O início das atividades
Fruto de um convite da professora Vivian Pellizari, da Universidade de São Paulo (USP), a pesquisa começou em 2006 dentro do PROANTAR. Segundo Luiz Henrique, as primeiras coletas teriam ocorrido nos anos de 2006/2007 nas ilhas Rei George, onde se localiza a Estação Antártica Comandante Ferraz (EACF).
“Durante os dois meses que permanecemos na região foram coletadas diferentes amostras de fungos presentes no solo, nas plantas, na água de lagos, entre outras, para posterior isolamento e registro”, afirma o professor.
Os desafios da rotina de atividades no gelo
As variações climáticas do lugar exercem grande influência nas atividades. A instabilidade faz com que o trabalho seja adequado às condições do dia. “Só saímos das acomodações (Navios polares ou estações) diante de condições de vento e neve favoráveis. As vezes permanecemos abrigados por uma semana esperando o momento ideal. Quando ele chega trabalhamos por até 16 horas seguidas para aproveitar o clima bom”, afirma.
A pesquisa integrada
Embora a atividade desenvolvida pela equipe liderada pelo professor mineiro seja ligada à Micologia, com destaque especial para os fungos, outros campos de estudo cooperam com o trabalho, estabelecendo a interdisciplinaridade na Ciência Antártica. “Trabalhamos em conjunto com muitas áreas, como a Geologia (solos, rochas e sedimentos marinhos e de lagos), a Glaciologia (gelo e neve) e a botânica (plantas e macroalgas) investigando a presença de fungos em cada uma delas. Também há uma interação constante com a área de farmácia e de química, que estudam substâncias antibióticas produzidas pelos fungos encontrados”.
Os desdobramentos
As atividades que completam 12 anos em 2018 tornaram o Departamento de Microbiologia da UFMG o portador da maior coleção de fungos antárticos do mundo, com cerca de 10 mil fungos depositados na coleção de culturas.

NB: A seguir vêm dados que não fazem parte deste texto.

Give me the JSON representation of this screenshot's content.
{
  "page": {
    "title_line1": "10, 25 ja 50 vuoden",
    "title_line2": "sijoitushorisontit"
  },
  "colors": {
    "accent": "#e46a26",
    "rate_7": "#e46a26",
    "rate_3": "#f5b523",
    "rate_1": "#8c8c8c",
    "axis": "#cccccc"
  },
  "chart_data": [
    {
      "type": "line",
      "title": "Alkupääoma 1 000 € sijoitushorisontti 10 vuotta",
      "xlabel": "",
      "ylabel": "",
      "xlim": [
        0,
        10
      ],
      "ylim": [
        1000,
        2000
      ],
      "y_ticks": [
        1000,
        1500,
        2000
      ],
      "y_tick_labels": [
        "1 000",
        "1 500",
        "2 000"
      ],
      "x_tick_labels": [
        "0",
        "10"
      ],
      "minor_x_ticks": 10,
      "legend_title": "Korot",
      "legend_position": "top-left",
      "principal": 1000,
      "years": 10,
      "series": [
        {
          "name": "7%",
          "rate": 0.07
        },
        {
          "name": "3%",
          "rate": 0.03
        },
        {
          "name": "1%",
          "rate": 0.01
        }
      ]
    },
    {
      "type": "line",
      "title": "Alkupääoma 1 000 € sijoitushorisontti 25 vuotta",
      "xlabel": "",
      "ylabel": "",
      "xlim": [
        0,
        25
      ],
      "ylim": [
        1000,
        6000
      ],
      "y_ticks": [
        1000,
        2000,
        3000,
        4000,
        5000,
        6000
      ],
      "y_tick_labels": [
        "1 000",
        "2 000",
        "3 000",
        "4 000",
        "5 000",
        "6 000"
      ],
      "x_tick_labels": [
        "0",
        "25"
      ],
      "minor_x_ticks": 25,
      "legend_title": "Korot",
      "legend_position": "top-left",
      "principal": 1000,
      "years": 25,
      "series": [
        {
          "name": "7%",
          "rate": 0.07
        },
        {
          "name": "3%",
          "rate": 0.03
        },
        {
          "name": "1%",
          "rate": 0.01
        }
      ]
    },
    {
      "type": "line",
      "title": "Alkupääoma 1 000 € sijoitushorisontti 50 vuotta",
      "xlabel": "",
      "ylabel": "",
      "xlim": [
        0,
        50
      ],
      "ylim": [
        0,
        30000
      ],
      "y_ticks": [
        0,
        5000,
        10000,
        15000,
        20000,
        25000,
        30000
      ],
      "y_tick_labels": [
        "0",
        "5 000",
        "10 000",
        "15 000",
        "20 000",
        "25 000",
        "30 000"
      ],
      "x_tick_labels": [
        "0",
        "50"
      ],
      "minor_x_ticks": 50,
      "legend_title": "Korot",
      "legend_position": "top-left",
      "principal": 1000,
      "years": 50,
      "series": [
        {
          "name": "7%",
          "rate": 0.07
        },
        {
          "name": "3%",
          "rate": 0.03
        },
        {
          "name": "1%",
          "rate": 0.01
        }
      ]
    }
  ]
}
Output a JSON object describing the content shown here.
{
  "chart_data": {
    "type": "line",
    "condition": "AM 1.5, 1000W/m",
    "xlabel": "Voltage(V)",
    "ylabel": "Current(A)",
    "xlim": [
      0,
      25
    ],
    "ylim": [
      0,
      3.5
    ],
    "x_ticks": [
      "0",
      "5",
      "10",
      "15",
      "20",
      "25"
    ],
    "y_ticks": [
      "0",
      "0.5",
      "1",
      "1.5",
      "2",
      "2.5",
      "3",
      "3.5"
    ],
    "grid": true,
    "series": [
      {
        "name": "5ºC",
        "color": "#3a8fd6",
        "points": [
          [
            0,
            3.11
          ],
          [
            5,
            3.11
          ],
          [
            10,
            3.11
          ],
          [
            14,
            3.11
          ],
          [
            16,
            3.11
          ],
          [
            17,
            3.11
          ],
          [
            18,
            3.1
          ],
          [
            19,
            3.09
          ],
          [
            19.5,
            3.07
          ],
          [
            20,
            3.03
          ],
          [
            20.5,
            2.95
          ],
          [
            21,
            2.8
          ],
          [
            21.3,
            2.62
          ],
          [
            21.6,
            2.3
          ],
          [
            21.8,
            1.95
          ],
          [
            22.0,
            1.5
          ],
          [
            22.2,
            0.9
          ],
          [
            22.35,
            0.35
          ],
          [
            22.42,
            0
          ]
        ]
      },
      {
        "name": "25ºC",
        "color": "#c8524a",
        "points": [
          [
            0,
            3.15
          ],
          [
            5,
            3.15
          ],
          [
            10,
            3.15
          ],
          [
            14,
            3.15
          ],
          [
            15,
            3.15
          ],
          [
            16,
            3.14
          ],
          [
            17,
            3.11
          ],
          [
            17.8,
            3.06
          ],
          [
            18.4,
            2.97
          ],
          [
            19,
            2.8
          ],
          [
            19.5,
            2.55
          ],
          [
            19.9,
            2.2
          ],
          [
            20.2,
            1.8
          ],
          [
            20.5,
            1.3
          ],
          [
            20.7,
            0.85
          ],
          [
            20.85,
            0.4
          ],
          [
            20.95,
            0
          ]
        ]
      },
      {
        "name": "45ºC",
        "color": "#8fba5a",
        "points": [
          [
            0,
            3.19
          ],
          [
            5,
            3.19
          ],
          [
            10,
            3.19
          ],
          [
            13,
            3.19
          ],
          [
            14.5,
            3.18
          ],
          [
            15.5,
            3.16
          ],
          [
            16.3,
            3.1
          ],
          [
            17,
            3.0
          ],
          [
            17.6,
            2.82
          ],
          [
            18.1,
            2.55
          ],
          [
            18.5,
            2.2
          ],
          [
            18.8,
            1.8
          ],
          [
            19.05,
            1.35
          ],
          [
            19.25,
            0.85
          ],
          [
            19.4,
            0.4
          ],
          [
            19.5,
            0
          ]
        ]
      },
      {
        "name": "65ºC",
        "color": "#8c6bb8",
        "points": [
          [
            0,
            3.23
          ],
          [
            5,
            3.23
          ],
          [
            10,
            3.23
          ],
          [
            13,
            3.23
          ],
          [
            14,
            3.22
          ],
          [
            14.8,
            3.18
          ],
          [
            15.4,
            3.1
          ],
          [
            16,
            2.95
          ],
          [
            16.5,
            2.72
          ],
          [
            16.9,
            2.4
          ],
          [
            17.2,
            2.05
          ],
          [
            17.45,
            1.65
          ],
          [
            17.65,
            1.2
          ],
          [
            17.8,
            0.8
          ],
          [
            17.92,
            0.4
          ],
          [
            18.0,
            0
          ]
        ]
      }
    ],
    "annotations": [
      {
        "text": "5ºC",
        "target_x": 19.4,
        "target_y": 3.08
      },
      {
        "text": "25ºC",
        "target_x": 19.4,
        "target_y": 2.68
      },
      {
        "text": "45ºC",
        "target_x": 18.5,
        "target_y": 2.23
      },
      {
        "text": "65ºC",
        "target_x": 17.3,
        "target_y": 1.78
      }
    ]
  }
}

Entre os desdobramentos das coletas feitas até aqui, grande parte dos benefícios notados está ligada ao setor de medicamentos, aponta o coordenador. “Alguns fungos antárticos já se mostraram promissores na produção de substâncias antibióticas contra os agentes causadores de doenças como a leishimaniose, doença de Chagas, Dengue, febre amarela e zika”.
As pesquisas também apontam para o registro de fungos capazes de produzir substâncias antifúngicas e herbicidas para uso contra patógenos da agricultura, o que pode agregar grande valor no futuro, pois podem gerar produtos auxiliares ao agronegócio do Brasil.
Além disso, novas possibilidades sempre são observadas. “Como temos muitos fungos capazes de crescer em baixa temperatura, estamos avaliando espécies capazes de produzir substâncias anticongelantes para futuro uso na indústria de alimentos e na aviação“, avalia.